Only 7-10% of mannitol is metabolized, the remainder is excreted unchanged in the urine. The elimination half-life of mannitol is approximately 100 minutes in adult humans. Half-lives in cattle and sheep are reported to be between 40-60 minutes.


Contraindications/Precautions – Mannitol is contraindicated in patients with anuria sec­ondary to renal disease, severe dehydration, intracranial bleeding (unless during cran­iotomy), severe pulmonary congestion or pulmonary edema.


Mannitol therapy should be stopped if progressive heart failure, pulmonary congestion, progressive renal failure or damage (including increasing oliguria and azotemia) develop after mannitol therapy is instituted.


Do not administer more than a test dose of mannitol until determining whether the patient has some renal function and urine output. Adequate fluid replacement must be adminis­tered to dehydrated animals before mannitol therapy is begun. Do not give mannitol with whole blood products, unless at least 20 mEq/l of sodium chloride is added to the solution or pseudo-agglutination may result.

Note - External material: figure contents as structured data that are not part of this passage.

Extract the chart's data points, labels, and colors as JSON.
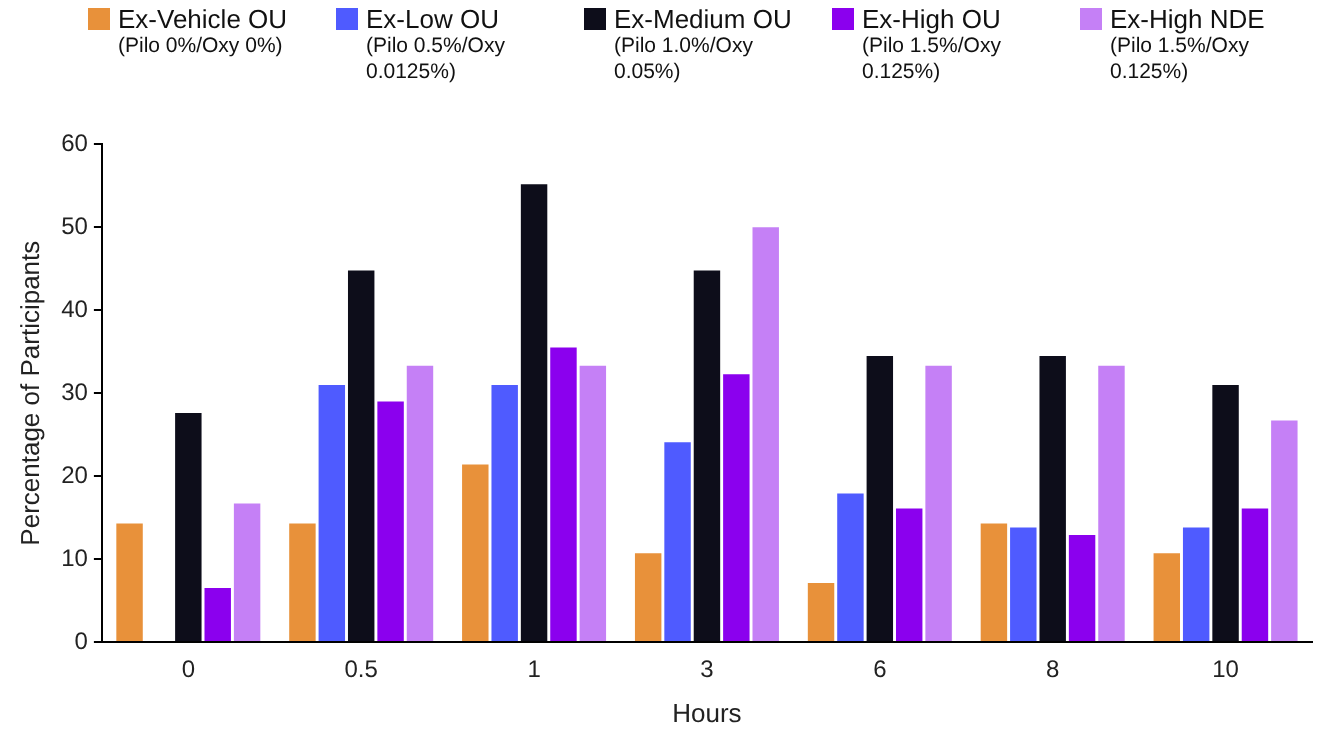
{
  "chart_data": {
    "type": "bar",
    "xlabel": "Hours",
    "ylabel": "Percentage of Participants",
    "categories": [
      "0",
      "0.5",
      "1",
      "3",
      "6",
      "8",
      "10"
    ],
    "series": [
      {
        "name": "Ex-Vehicle OU (Pilo 0%/Oxy 0%)",
        "color": "#e8913a",
        "values": [
          14.3,
          14.3,
          21.4,
          10.7,
          7.1,
          14.3,
          10.7
        ]
      },
      {
        "name": "Ex-Low OU (Pilo 0.5%/Oxy 0.0125%)",
        "color": "#4f5bff",
        "values": [
          0,
          31.0,
          31.0,
          24.1,
          17.9,
          13.8,
          13.8
        ]
      },
      {
        "name": "Ex-Medium OU (Pilo 1.0%/Oxy 0.05%)",
        "color": "#0d0d1a",
        "values": [
          27.6,
          44.8,
          55.2,
          44.8,
          34.5,
          34.5,
          31.0
        ]
      },
      {
        "name": "Ex-High OU (Pilo 1.5%/Oxy 0.125%)",
        "color": "#8b00ee",
        "values": [
          6.5,
          29.0,
          35.5,
          32.3,
          16.1,
          12.9,
          16.1
        ]
      },
      {
        "name": "Ex-High NDE (Pilo 1.5%/Oxy 0.125%)",
        "color": "#c580f6",
        "values": [
          16.7,
          33.3,
          33.3,
          50,
          33.3,
          33.3,
          26.7
        ]
      }
    ],
    "ylim": [
      0,
      60
    ],
    "yticks": [
      0,
      10,
      20,
      30,
      40,
      50,
      60
    ],
    "grid": false,
    "legend": "top"
  }
}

Adverse Effects/Warnings – Fluid and electrolyte imbalances are the most severe adverse effects generally encountered during mannitol therapy. Adequate monitoring and support are imperative.


Other adverse effects that may be encountered include GI (nausea, vomiting), cardiovas­cular (pulmonary edema, CHF, tachycardia), and CNS effects (dizziness, headache, etc.).


Overdosage – Inadvertent overdosage can cause excessive excretion of sodium, potassium and chloride. If urine output is inadequate, water intoxication or pulmonary edema may occur. Treat by halting mannitol administration and monitoring and correcting electrolyte and fluid imbalances. Hemodialysis is effective in clearing mannitol.


Drug Interactions – Mannitol can increase the renal elimination of lithium.


Drug/Laboratory Interactions – Mannitol can interfere with blood inorganic phospho­rus concentrations and blood ethylene glycol determinations.


Doses –


a)   0.25 – 2.0 gm/kg as a 20% solution by slow IV infusion (Schultz 1986)


Monitoring Parameters –

a)   Serum electrolytes, osmolality

b)   BUN, serum creatinine

c)   Urine output

d)   Central venous pressure, if possible

e)   Lung auscultation


Client Information – Mannitol should be administered by professional staff in a setting where adequate monitoring can occur.


Dosage Forms/Preparations/FDA Approval Status/Withholding Times –


Veterinary-Approved Products:

Mannitol for Injection 180 mg/ml in 100 ml vials; Mannitol Injection® (Anthony) (Rx); Approved for use in dogs


Human-Approved Products:

Mannitol for Injection

5% (50 mg/ml; 275 mOsm/l) in 1000 ml

10% (100 mg/ml; 550 mOsm/l) in 500 and 1000 ml

15% (150 mg/ml; 825 mOsm/l) in 500 ml

20% (200 mg/ml; 1100 mOsm/l) in 250 and 500 ml

25% (250 mg/ml; 1375 mOsm/l) in 50 ml vials & syringes (12.5 grams/vial)


Note: Mannitol may tend to crystallize in concentrations of 15% or more when exposed to low temperatures. Resolubolization of the crystals can be accomplished by heating the bot­tle in hot (up to 80°C) water. Cool to body temperature before administering. An in-line IV filter is recommended when administering concentrated mannitol solutions.